Here's a test patch, inclusive of some debugging sysctls:

        vm.always_launder       set to 1 to give up on trying to avoid
                                pageouts.

        vm.vm_pageout_stats_rescans
                                Number of times the main inactive scan
                                in the pageout loop had to restart

        vm.vm_pageout_stats_xtralaunder
                                Number of times a second pass had to be
                                taken (in normal mode, with always_launder
                                set to 0).

    This patch:

        * implements a placemarker to try to avoid restarts.

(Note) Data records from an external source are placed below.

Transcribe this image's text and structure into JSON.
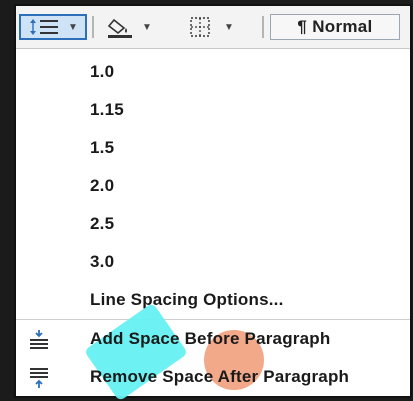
{
  "toolbar": {
    "style_label": "¶ Normal"
  },
  "menu": {
    "items": [
      {
        "label": "1.0"
      },
      {
        "label": "1.15"
      },
      {
        "label": "1.5"
      },
      {
        "label": "2.0"
      },
      {
        "label": "2.5"
      },
      {
        "label": "3.0"
      }
    ],
    "options_label": "Line Spacing Options...",
    "add_space_label": "Add Space Before Paragraph",
    "remove_space_label": "Remove Space After Paragraph"
  },
  "icons": {
    "line_spacing": "line-spacing-icon",
    "shading": "shading-icon",
    "borders": "borders-icon",
    "add_space_before": "add-space-before-icon",
    "remove_space_after": "remove-space-after-icon"
  },
  "colors": {
    "active_button_bg": "#cfe3f7",
    "active_button_border": "#2e6fb9",
    "icon_blue": "#2e6fb9"
  }
}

        * does not penalize the pageout daemon for being able 
          to cluster writes.

        * adds an additional vnode check that should be there

    One last note:  I wrote a quick and dirty program to mmap() a bunch
    of big files MAP_NOSYNC and then dirty them in a loop.  I noticed
    that the filesystem update daemon 'froze up' the system for about a 
    second every 30 seconds due to the huge number of dirty MAP_NOSYNC
    pages (about 1GB worth) sitting around (it has to scan the vm_page_t's
    even if it doesn't do anything with them).  This is a separate issue.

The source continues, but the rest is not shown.